At the conclusion of an otherwise uneventful meeting on Friday, Andrew Goldstein, chairman of the East Hampton Village Zoning Board of Appeals, announced that the meeting would be his last.
Reading from a prepared statement, Mr. Goldstein said, “It’s been my privilege to serve the people of East Hampton. Working on the zoning board, I’ve met and interacted with scores of people and each, to a person, makes East Hampton more exceptional.” He then thanked his colleagues on the board, Lysbeth Marigold, Larry Hillel, Craig Humphrey, John McGuirk, Chris Minardi, and Frank Newbold.

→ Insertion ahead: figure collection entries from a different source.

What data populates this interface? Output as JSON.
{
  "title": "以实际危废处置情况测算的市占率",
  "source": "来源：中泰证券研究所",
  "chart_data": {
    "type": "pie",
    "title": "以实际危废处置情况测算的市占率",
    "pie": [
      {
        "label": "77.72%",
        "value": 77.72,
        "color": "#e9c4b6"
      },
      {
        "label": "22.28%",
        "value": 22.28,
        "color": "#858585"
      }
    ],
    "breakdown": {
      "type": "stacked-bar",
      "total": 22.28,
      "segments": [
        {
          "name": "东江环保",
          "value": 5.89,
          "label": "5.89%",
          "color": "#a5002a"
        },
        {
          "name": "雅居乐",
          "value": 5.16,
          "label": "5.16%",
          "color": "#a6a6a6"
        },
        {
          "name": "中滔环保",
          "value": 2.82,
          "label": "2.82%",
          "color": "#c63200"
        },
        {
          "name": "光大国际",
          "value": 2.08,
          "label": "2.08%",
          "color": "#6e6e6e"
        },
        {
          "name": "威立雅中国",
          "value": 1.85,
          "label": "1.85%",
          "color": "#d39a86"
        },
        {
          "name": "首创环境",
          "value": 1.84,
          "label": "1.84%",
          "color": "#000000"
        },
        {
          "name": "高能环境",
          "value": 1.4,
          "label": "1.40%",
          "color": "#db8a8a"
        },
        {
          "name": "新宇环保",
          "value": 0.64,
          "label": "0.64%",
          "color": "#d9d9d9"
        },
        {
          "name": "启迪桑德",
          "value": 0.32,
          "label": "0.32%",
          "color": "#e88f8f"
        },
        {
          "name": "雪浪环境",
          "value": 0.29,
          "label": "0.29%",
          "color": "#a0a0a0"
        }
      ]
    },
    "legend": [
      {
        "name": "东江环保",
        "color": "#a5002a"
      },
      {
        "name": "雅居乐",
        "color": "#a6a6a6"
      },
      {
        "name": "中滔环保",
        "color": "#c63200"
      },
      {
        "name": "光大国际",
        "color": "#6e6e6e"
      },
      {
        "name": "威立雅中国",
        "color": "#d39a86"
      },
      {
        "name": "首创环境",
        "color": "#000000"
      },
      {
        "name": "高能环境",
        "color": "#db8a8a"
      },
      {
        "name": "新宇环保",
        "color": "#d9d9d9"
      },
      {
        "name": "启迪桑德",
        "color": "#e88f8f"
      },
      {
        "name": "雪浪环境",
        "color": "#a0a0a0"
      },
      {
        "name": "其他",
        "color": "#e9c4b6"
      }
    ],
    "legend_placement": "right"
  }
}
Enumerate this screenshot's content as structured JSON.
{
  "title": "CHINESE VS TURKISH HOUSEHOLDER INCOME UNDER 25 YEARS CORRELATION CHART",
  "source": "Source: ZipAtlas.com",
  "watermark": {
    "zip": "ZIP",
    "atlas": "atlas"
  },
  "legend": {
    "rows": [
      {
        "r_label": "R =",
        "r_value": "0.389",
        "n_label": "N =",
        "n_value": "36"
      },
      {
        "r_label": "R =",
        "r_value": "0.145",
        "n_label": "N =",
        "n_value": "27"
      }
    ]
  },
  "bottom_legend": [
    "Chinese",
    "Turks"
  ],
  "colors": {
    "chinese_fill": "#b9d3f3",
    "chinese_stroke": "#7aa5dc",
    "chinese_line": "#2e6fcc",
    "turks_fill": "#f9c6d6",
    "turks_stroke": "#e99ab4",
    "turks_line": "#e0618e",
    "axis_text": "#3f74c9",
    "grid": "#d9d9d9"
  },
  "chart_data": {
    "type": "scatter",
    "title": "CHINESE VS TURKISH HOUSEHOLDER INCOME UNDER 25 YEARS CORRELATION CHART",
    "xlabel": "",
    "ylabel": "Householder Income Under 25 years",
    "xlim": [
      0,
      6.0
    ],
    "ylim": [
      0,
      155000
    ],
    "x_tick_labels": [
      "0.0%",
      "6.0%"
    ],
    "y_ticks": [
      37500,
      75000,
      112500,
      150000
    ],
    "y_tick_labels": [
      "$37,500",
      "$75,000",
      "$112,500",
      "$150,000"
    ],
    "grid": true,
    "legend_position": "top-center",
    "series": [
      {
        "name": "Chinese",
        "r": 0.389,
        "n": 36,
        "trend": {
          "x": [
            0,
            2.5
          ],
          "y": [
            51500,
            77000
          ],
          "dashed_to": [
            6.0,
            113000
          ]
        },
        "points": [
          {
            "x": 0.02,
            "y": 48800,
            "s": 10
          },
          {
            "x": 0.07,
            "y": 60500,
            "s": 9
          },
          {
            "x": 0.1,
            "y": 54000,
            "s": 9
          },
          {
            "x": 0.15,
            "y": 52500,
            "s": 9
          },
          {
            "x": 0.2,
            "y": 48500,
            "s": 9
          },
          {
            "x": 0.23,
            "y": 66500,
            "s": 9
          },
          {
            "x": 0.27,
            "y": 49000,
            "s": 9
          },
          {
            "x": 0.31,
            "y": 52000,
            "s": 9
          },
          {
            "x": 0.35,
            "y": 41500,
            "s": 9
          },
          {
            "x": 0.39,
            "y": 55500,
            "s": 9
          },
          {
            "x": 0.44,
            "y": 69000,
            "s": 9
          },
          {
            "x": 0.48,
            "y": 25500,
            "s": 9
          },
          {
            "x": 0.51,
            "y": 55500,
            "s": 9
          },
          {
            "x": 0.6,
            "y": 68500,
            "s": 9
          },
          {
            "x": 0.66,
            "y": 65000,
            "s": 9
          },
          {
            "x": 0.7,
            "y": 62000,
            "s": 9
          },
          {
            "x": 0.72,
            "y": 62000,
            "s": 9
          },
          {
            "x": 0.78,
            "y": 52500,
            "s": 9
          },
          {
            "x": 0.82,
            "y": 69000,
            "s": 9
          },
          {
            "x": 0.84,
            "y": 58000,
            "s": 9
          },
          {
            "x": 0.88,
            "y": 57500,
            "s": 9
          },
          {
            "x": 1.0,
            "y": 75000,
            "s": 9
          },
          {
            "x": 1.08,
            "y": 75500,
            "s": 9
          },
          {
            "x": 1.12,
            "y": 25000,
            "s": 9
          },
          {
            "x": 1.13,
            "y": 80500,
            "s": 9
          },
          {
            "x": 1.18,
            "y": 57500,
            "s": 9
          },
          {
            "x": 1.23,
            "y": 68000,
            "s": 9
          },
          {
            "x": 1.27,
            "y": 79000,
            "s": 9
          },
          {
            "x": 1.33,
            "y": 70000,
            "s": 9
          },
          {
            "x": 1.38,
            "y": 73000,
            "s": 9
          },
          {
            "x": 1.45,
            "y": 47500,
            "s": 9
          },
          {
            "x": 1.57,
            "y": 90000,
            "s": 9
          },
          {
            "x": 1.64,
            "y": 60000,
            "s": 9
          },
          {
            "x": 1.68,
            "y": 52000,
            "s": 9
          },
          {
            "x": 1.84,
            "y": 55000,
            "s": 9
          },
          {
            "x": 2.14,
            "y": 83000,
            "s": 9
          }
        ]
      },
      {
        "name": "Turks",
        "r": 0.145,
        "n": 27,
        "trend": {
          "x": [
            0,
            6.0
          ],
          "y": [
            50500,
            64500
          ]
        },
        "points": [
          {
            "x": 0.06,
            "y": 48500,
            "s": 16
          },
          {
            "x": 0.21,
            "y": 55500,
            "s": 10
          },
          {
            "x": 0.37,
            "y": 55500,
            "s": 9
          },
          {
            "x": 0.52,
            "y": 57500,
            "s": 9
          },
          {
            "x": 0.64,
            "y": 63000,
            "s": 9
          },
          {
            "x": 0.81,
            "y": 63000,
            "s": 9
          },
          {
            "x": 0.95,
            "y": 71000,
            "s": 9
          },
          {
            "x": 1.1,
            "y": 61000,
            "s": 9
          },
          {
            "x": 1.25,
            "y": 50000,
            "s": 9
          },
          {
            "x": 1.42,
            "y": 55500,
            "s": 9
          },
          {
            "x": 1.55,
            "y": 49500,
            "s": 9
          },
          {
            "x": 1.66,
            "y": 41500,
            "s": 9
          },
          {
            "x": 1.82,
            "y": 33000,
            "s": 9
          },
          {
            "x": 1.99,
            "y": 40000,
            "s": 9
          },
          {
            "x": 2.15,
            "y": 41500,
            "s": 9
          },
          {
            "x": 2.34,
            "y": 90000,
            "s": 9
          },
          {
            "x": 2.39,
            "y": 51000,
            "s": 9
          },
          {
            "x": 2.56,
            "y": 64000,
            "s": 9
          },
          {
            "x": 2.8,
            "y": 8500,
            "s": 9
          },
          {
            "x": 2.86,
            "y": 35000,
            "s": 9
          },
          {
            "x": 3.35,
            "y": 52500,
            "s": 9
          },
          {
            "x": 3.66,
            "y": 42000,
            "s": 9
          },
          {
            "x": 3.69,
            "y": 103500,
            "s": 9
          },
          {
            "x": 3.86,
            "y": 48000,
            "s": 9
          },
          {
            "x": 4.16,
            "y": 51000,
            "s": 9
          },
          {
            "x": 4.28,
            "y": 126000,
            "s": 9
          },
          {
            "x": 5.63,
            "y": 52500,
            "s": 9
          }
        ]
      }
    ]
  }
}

Mr. Goldstein became an alternate member of the board in 1998 and chairman after 2000. He did not explain the reason for his departure at the meeting but told The Star on Monday that he had not been reappointed. “It wasn’t expected,” he said.
The East Hampton Village Board appoints the members of the zoning board, usually to five-year terms. It also chooses the chairman from among the members. At a particularly contentious zoning board hearing in September, Mr. Goldstein and David Eagan, an attorney for the Maidstone Club, had a heated argument with regard to the Z.B.A.’s asking the club to prepare a detailed environmental impact statement on the irrigation system overhaul it was proposing.
As Mr. Eagan argued against the need for an environmental impact statement, Mr. Goldstein ordered him to sit down and said he would summon a security officer if Mr. Eagan did not. According to a report in The Star’s Sept. 20, 2012, edition, Mr. Goldstein had apologized to Mr. Eagan. However, Mayor Paul F. Rickenbach Jr. subsequently said the village board was “sensitive to the events that occurred” and would “review and discuss all available options.”
On Tuesday, the mayor said the statement Mr. Goldstein read at Friday’s meeting summarized “a mutual feeling.” He added, “We did have a conversation with Andy at the time among all the board members. At that time, the record was set straight. Andy is finishing his term, he’s opting to move on, and we support that.” The mayor said a new chairman was likely to be chosen early next month.
“As my direction changes,” Mr. Goldstein concluded on Friday, “I’ll be leaving this board, but it is still in the capable hands of my gifted colleagues sitting here today, who will continue to lead in the service to East Hampton.”